Exercise 10: We have been discussing cell filtering, but you may also want to filter out genes that are not detected in your data! For this, you can use the function sc.pp.filter_genes. Try doing this to filter out genes expressed in fewer than 1% of your total cells. How many genes are removed (you can check the value of adata.n_vars before and after filtering with sc.pp.filter_genes.

n_cells = adata.n_obs
sc.pp.filter_genes(adata, min_cells=int(n_cells*0.01)) # specify min cells equal to 1% of your total cell count
adata
AnnData object with n_obs × n_vars = 5469 × 10839
    obs: 'sample', 'n_counts', 'n_genes', 'n_genes_by_counts', 'log1p_n_genes_by_counts', 'total_counts', 'log1p_total_counts', 'pct_counts_in_top_20_genes', 'total_counts_mt', 'log1p_total_counts_mt', 'pct_counts_mt', 'total_counts_ribo', 'log1p_total_counts_ribo', 'pct_counts_ribo', 'total_counts_hb', 'log1p_total_counts_hb', 'pct_counts_hb', 'is_doublet'
    var: 'mt', 'ribo', 'hb', 'n_cells_by_counts', 'mean_counts', 'log1p_mean_counts', 'pct_dropout_by_counts', 'total_counts', 'log1p_total_counts', 'n_cells'
    uns: 'sample_colors'

Exercise 11: You have finished this set of exercises!

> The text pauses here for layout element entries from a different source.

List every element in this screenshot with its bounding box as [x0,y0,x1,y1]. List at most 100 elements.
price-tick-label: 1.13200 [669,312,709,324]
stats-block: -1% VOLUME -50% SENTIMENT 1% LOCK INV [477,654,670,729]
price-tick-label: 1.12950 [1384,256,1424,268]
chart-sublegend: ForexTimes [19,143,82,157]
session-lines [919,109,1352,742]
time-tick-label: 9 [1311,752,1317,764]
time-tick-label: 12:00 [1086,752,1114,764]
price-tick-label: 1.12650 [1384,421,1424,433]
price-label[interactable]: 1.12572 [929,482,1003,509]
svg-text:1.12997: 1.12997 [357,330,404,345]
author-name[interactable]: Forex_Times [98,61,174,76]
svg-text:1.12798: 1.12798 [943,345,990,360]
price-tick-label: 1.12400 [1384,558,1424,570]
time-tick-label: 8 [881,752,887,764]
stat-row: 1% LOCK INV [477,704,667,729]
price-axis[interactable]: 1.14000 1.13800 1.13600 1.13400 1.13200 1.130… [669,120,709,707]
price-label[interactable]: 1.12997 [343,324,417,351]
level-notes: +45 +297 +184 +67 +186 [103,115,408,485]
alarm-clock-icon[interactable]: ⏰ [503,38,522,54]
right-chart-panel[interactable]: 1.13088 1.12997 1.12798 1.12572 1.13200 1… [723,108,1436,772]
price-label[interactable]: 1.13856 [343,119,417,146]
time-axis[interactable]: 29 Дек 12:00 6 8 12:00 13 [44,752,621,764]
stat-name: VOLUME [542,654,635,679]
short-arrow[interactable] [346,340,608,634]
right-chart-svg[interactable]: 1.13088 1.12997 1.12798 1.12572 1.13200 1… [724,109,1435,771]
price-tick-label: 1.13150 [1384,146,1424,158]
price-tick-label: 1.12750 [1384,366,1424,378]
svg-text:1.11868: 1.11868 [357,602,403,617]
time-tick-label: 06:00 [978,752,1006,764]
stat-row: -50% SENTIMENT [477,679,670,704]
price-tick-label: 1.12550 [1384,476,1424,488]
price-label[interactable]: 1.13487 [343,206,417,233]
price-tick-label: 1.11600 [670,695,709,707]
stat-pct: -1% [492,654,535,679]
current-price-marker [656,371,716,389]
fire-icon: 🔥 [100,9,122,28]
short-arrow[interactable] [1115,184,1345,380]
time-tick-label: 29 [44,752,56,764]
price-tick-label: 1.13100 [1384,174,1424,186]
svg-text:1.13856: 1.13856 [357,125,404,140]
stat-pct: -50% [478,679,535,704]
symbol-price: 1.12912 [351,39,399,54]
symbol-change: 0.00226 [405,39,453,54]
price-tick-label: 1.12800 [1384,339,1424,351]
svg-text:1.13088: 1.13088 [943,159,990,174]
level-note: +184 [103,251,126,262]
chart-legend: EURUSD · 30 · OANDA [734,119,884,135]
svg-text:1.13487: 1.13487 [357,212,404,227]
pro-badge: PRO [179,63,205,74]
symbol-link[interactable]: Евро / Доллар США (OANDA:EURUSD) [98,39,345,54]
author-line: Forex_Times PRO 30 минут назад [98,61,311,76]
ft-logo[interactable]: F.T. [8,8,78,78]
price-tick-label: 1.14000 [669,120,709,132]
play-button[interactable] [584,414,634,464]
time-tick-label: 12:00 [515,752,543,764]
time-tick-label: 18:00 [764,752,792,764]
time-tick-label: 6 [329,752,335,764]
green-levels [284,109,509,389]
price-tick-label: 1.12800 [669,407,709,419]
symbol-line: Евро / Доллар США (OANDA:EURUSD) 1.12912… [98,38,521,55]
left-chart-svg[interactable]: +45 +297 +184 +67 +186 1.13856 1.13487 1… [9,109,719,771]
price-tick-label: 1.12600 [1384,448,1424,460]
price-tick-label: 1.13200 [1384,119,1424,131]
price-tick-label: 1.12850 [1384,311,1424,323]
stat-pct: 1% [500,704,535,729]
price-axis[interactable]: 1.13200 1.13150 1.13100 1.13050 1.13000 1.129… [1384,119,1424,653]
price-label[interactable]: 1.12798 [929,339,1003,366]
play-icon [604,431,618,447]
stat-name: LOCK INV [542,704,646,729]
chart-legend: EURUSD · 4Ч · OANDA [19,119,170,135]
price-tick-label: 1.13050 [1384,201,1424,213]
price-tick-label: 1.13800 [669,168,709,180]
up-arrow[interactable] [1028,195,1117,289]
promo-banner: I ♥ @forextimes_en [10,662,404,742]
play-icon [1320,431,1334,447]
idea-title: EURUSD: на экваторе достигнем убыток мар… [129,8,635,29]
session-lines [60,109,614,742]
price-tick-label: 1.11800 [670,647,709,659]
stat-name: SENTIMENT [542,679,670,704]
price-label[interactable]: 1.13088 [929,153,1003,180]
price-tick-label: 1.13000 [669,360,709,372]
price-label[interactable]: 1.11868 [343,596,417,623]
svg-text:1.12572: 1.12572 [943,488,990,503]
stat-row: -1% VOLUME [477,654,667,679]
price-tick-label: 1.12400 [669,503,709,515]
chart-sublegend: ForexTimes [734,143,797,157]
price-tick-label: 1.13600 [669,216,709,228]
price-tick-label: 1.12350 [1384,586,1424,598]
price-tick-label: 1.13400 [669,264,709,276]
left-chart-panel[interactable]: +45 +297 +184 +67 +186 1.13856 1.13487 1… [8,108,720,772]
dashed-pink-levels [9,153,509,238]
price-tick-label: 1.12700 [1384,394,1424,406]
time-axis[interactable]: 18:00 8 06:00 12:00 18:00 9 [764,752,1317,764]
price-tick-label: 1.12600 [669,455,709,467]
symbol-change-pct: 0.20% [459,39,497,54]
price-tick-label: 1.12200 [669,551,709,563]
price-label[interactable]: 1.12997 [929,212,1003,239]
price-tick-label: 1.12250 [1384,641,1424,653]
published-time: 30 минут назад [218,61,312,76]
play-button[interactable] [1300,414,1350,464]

One important final step: in case you want to save your results at any time, you can use the command adata.write_h5ad() to save your AnnData object for later use. Try doing this here, so that you can load the adata object into the next Jupyter notebook tutorial on Normalization and Scaling.

adata.write_h5ad("PBMC_analysis_SIB_tutorial.h5ad") # feel free to choose whichever file name you prefer!